En bref, ICO est un de mes jeux préférés et le restera encore pour longtemps. Nous sommes en plein dans une ère où les productions massives vidéoludiques cherchent à délivrer une expérience « proche du cinéma » à grand renfort de motion capture et de script toujours plus denses. Je ne suis pas pour cette « cinématographisition » du jeu vidéo et revenir sur des jeux comme ICO me procure un bien fou. Des jeux où la puissance des images parlent pour elles-mêmes, où les actes des héros les illustrent mieux que mille mots, où le joueur se fait ses propres idées au lieu d’être guidé.

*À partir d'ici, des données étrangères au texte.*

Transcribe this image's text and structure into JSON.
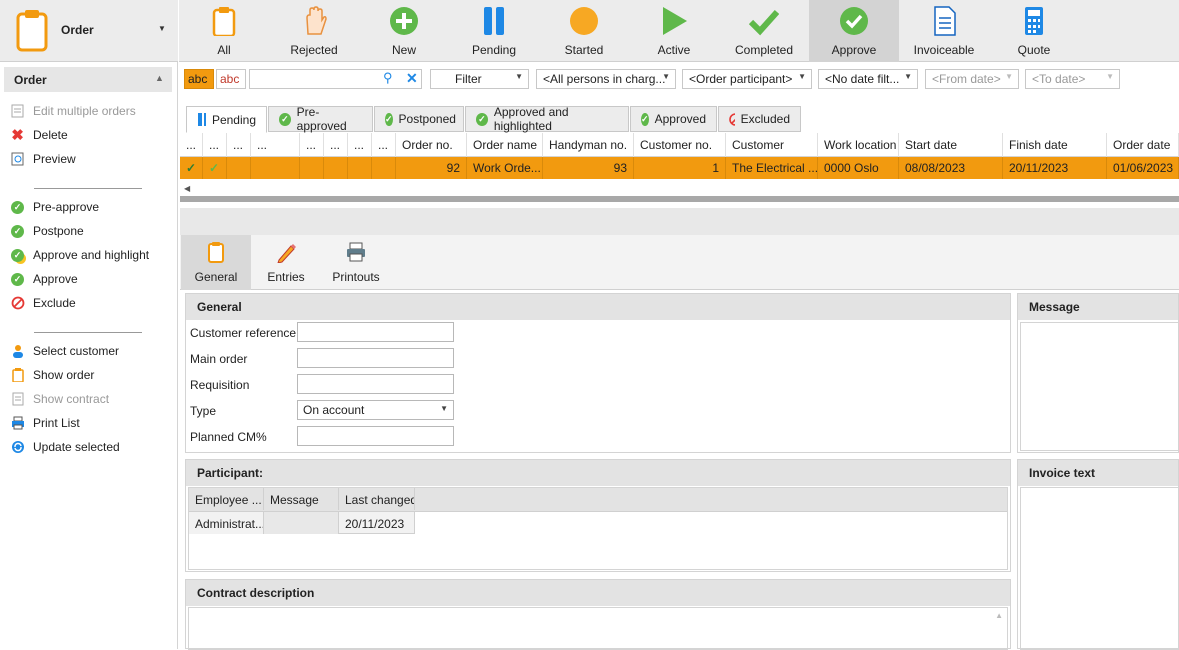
{
  "colors": {
    "accent": "#f29a0f",
    "green": "#5fb84a",
    "blue": "#1e88e5",
    "red": "#e53935",
    "yellow": "#f7a823"
  },
  "left": {
    "title": "Order",
    "section": "Order",
    "items": [
      {
        "label": "Edit multiple orders",
        "icon": "edit-multiple-icon",
        "disabled": true
      },
      {
        "label": "Delete",
        "icon": "delete-x-icon",
        "disabled": false
      },
      {
        "label": "Preview",
        "icon": "preview-icon",
        "disabled": false
      },
      {
        "label": "Pre-approve",
        "icon": "pre-approve-icon",
        "disabled": false
      },
      {
        "label": "Postpone",
        "icon": "postpone-icon",
        "disabled": false
      },
      {
        "label": "Approve and highlight",
        "icon": "approve-highlight-icon",
        "disabled": false
      },
      {
        "label": "Approve",
        "icon": "approve-icon",
        "disabled": false
      },
      {
        "label": "Exclude",
        "icon": "exclude-icon",
        "disabled": false
      },
      {
        "label": "Select customer",
        "icon": "person-icon",
        "disabled": false
      },
      {
        "label": "Show order",
        "icon": "clipboard-icon",
        "disabled": false
      },
      {
        "label": "Show contract",
        "icon": "contract-icon",
        "disabled": true
      },
      {
        "label": "Print List",
        "icon": "printer-icon",
        "disabled": false
      },
      {
        "label": "Update selected",
        "icon": "refresh-icon",
        "disabled": false
      }
    ]
  },
  "ribbon": [
    {
      "label": "All",
      "icon": "clipboard-icon"
    },
    {
      "label": "Rejected",
      "icon": "hand-stop-icon"
    },
    {
      "label": "New",
      "icon": "plus-circle-icon"
    },
    {
      "label": "Pending",
      "icon": "pause-icon"
    },
    {
      "label": "Started",
      "icon": "circle-icon"
    },
    {
      "label": "Active",
      "icon": "play-icon"
    },
    {
      "label": "Completed",
      "icon": "checkmark-icon"
    },
    {
      "label": "Approve",
      "icon": "check-circle-icon"
    },
    {
      "label": "Invoiceable",
      "icon": "invoice-doc-icon"
    },
    {
      "label": "Quote",
      "icon": "calculator-icon"
    }
  ],
  "filters": {
    "abc1": "abc",
    "abc2": "abc",
    "search_value": "",
    "filter": "Filter",
    "persons": "<All persons in charg...",
    "participant": "<Order participant>",
    "date_filter": "<No date filt...",
    "from_date": "<From date>",
    "to_date": "<To date>"
  },
  "tabs": [
    {
      "label": "Pending"
    },
    {
      "label": "Pre-approved"
    },
    {
      "label": "Postponed"
    },
    {
      "label": "Approved and highlighted"
    },
    {
      "label": "Approved"
    },
    {
      "label": "Excluded"
    }
  ],
  "grid": {
    "columns": [
      "...",
      "...",
      "...",
      "...",
      "...",
      "...",
      "...",
      "...",
      "Order no.",
      "Order name",
      "Handyman no.",
      "Customer no.",
      "Customer",
      "Work location",
      "Start date",
      "Finish date",
      "Order date"
    ],
    "row": {
      "order_no": "92",
      "order_name": "Work Orde...",
      "handyman_no": "93",
      "customer_no": "1",
      "customer": "The Electrical ...",
      "work_location": "0000 Oslo",
      "start_date": "08/08/2023",
      "finish_date": "20/11/2023",
      "order_date": "01/06/2023"
    }
  },
  "detail_tabs": [
    {
      "label": "General"
    },
    {
      "label": "Entries"
    },
    {
      "label": "Printouts"
    }
  ],
  "general": {
    "title": "General",
    "fields": [
      {
        "label": "Customer reference",
        "value": ""
      },
      {
        "label": "Main order",
        "value": ""
      },
      {
        "label": "Requisition",
        "value": ""
      },
      {
        "label": "Type",
        "value": "On account"
      },
      {
        "label": "Planned CM%",
        "value": ""
      }
    ]
  },
  "message": {
    "title": "Message"
  },
  "invoice_text": {
    "title": "Invoice text"
  },
  "participant": {
    "title": "Participant:",
    "columns": [
      "Employee ...",
      "Message",
      "Last changed"
    ],
    "row": [
      "Administrat...",
      "",
      "20/11/2023"
    ]
  },
  "contract": {
    "title": "Contract description"
  }
}
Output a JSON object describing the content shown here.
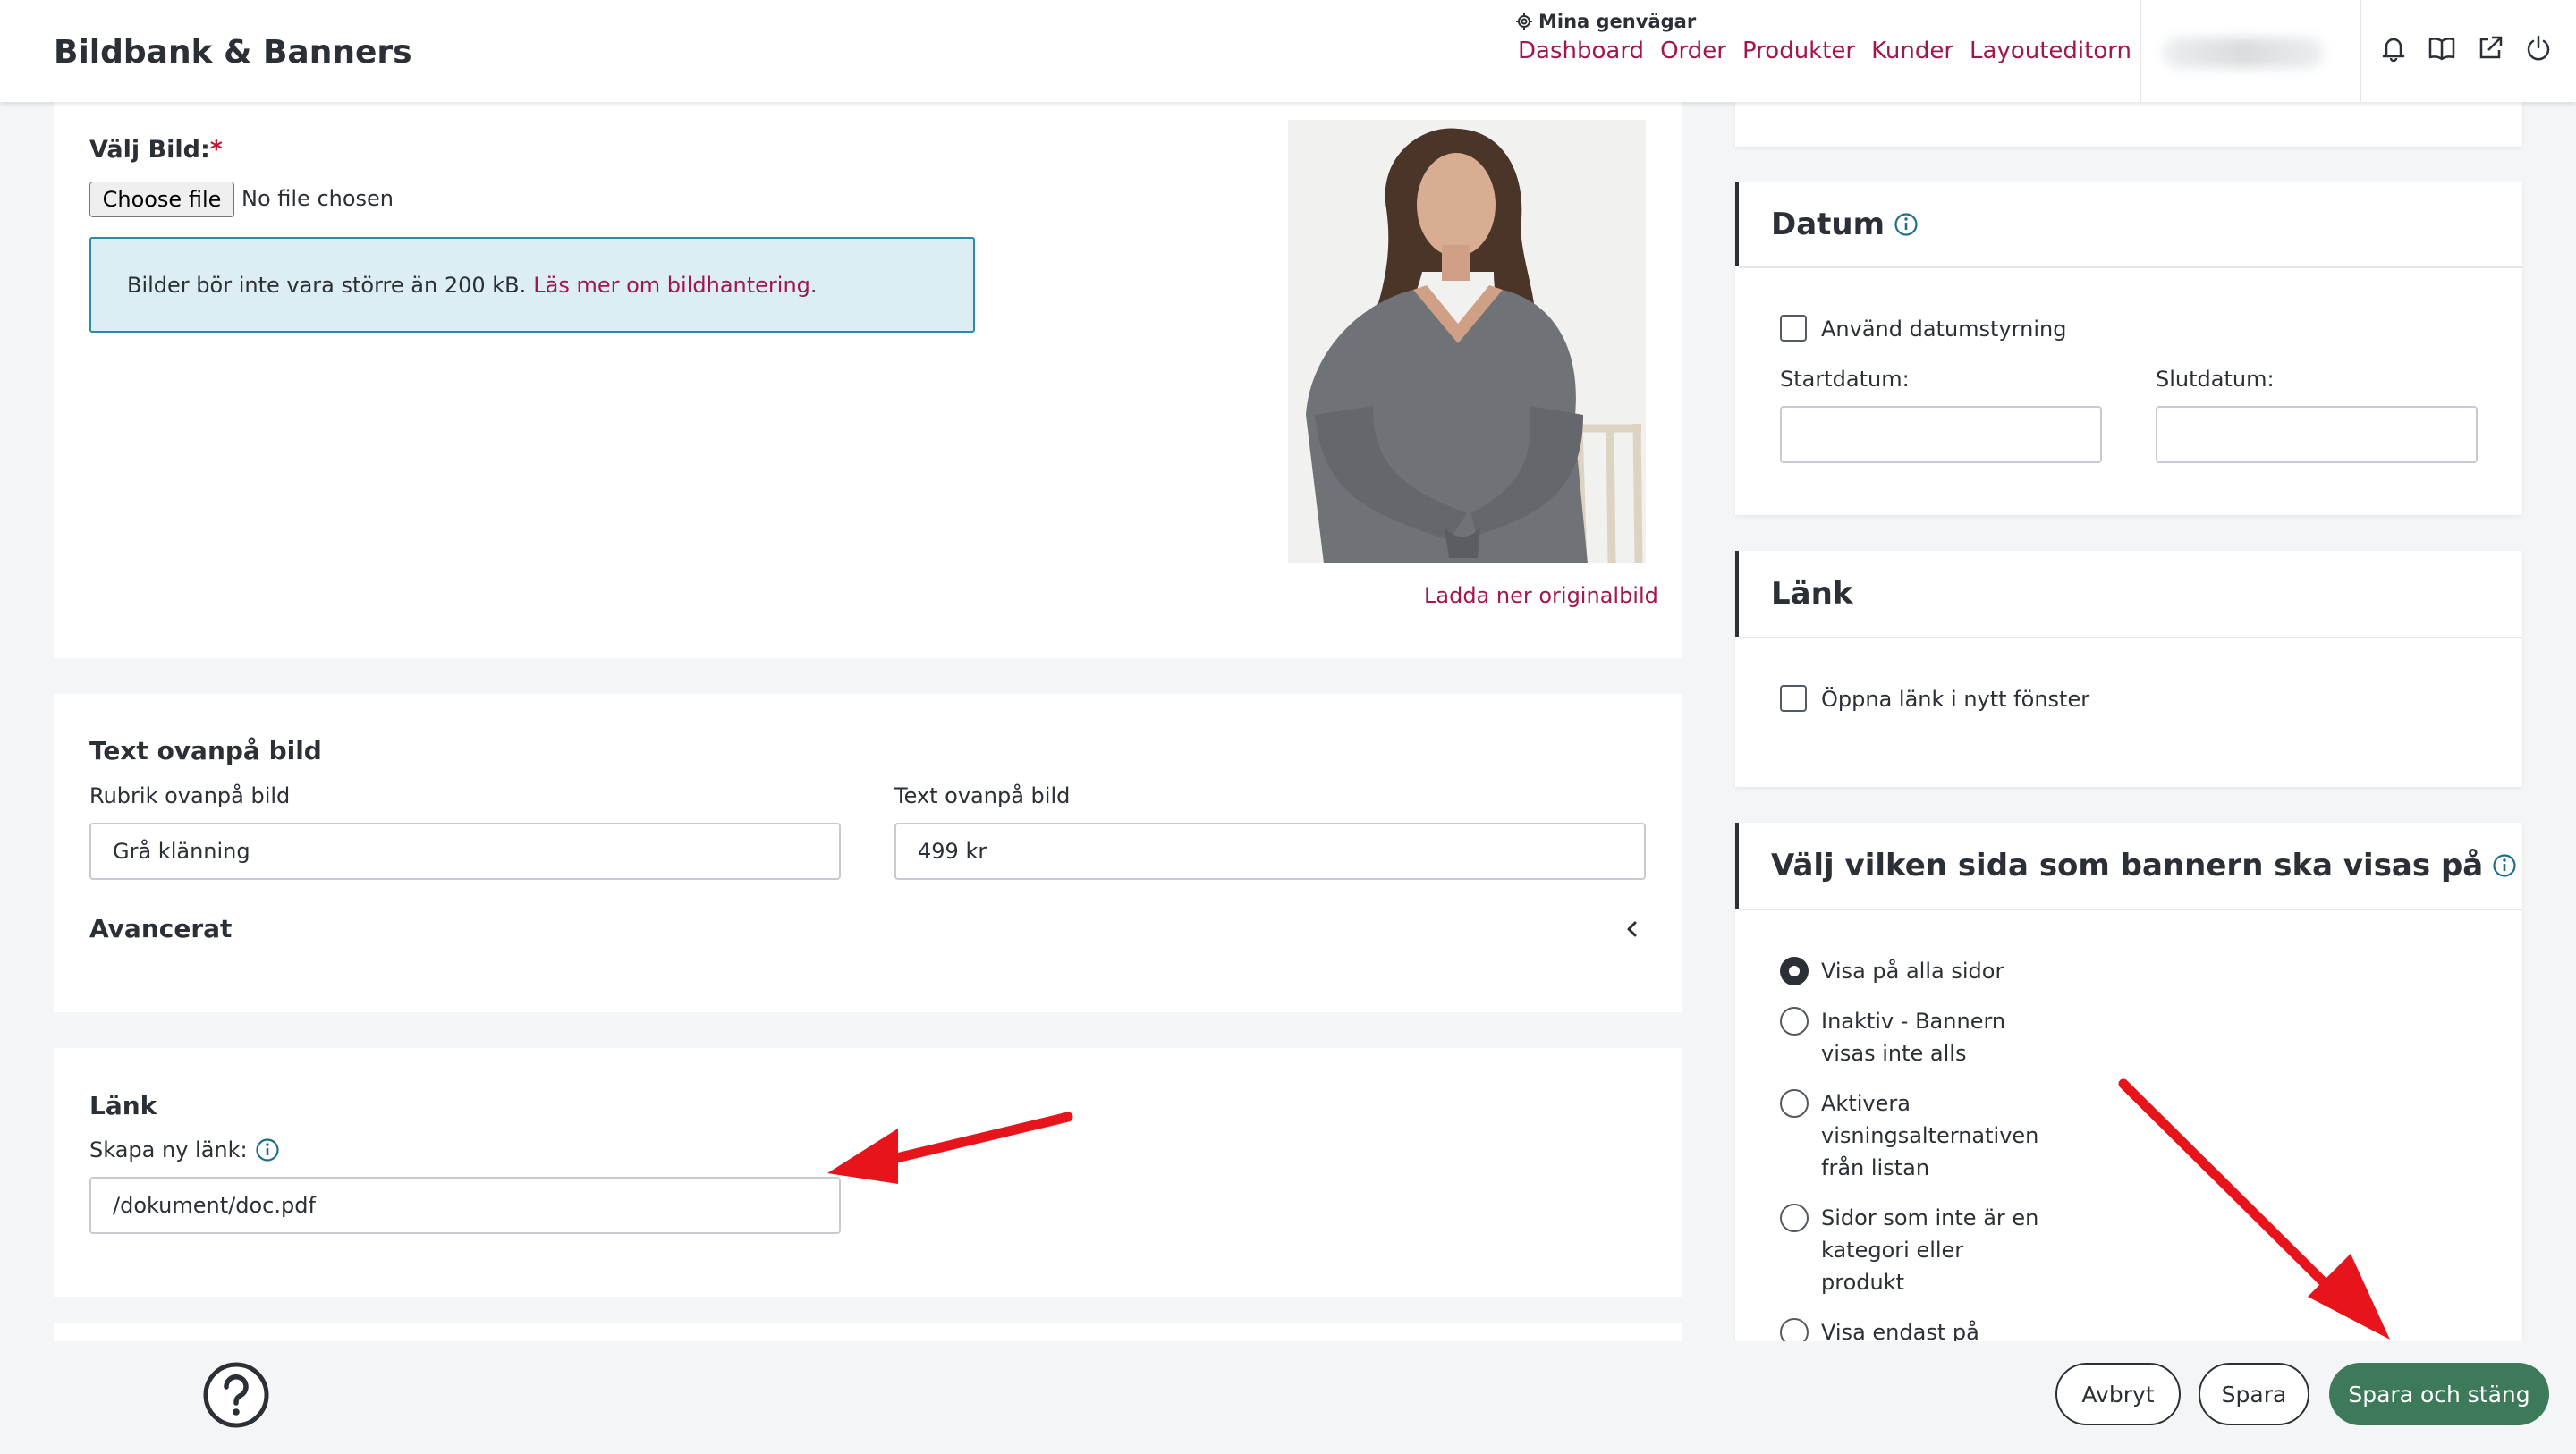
{
  "header": {
    "app_title": "Bildbank & Banners",
    "shortcuts_label": "Mina genvägar",
    "shortcuts": [
      "Dashboard",
      "Order",
      "Produkter",
      "Kunder",
      "Layouteditorn"
    ]
  },
  "image_section": {
    "label": "Välj Bild:",
    "required_mark": "*",
    "file_button": "Choose file",
    "file_status": "No file chosen",
    "info_text": "Bilder bör inte vara större än 200 kB.",
    "info_link": "Läs mer om bildhantering.",
    "download_link": "Ladda ner originalbild"
  },
  "text_section": {
    "title": "Text ovanpå bild",
    "headline_label": "Rubrik ovanpå bild",
    "headline_value": "Grå klänning",
    "text_label": "Text ovanpå bild",
    "text_value": "499 kr",
    "advanced_label": "Avancerat"
  },
  "link_section": {
    "title": "Länk",
    "create_label": "Skapa ny länk:",
    "link_value": "/dokument/doc.pdf"
  },
  "date_card": {
    "title": "Datum",
    "checkbox_label": "Använd datumstyrning",
    "start_label": "Startdatum:",
    "end_label": "Slutdatum:",
    "start_value": "",
    "end_value": ""
  },
  "link_card": {
    "title": "Länk",
    "checkbox_label": "Öppna länk i nytt fönster"
  },
  "page_card": {
    "title": "Välj vilken sida som bannern ska visas på",
    "options": [
      {
        "lines": [
          "Visa på alla sidor"
        ],
        "selected": true
      },
      {
        "lines": [
          "Inaktiv - Bannern",
          "visas inte alls"
        ],
        "selected": false
      },
      {
        "lines": [
          "Aktivera",
          "visningsalternativen",
          "från listan"
        ],
        "selected": false
      },
      {
        "lines": [
          "Sidor som inte är en",
          "kategori eller",
          "produkt"
        ],
        "selected": false
      },
      {
        "lines": [
          "Visa endast på"
        ],
        "selected": false
      }
    ]
  },
  "footer": {
    "cancel": "Avbryt",
    "save": "Spara",
    "save_close": "Spara och stäng"
  },
  "colors": {
    "accent_link": "#a0174f",
    "primary_button": "#3c7a5a",
    "info_bg": "#ddeef3",
    "annotation_arrow": "#e8141b"
  }
}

Les jeux de Fumito Ueda s'adressent aux joueurs voulant se faire leurs propres interprétations des événements, tirer leurs propres conclusions afin que l'expérience soit pleinement la leur et s'ancre dans leur esprit. Je terminerais cet article par une anecdote personnelle qui m'a marqué. J'étais de passage dans une médiathèque que j'apprécie beaucoup, en train de flâner près des étagères où sont rangés les jeux vidéos disponibles à l'emprunt. D'une oreille je capte un début de conversion entre un usager et le gérant de l'espace. L'usager en question était un monsieur plutôt âgé qui discutait avec le gérant des thématiques abordées par le jeu ICO , des thématiques comme la discrimination dont est probablement victime Ico à cause de ses cornes et du combat que peuvent mener des personnes mises à l'écart en faisant de leur différence une force de rassemblement, allusion à l'alliance avec Yorda, une fille séquestrée car unique. Ce vieux monsieur est reparti en empruntant Shadow of the Colossus. Voir une personne de cette tranche d'âge jouer à des jeux vidéos, être connaisseur des œuvres de Fumito Ueda et reconnaître leur portée symbolique m'a réjouis. Pour moi cela illustre la puissance de ses jeux capables de s'adresser à des publics variés, de différents âges, différents horizons, différents passifs. Car Fumito Ueda est un artiste qui a compris qu'il s'adressait à des êtres humains, pourvus chacun de sensibilités divers et variées, plus ou moins touchés par tel ou tel sujet.
Je constate toute la contradiction de ma démarche en écrivant ces lignes puisque je tente d'expliciter quelque chose dont je loue la portée implicite. Alors cher lecteur, je t'invite à ne pas considérer ce que j'écris comme la vérité pure et à rejouer à ICO pour y dénicher ce qui te fais vibrer.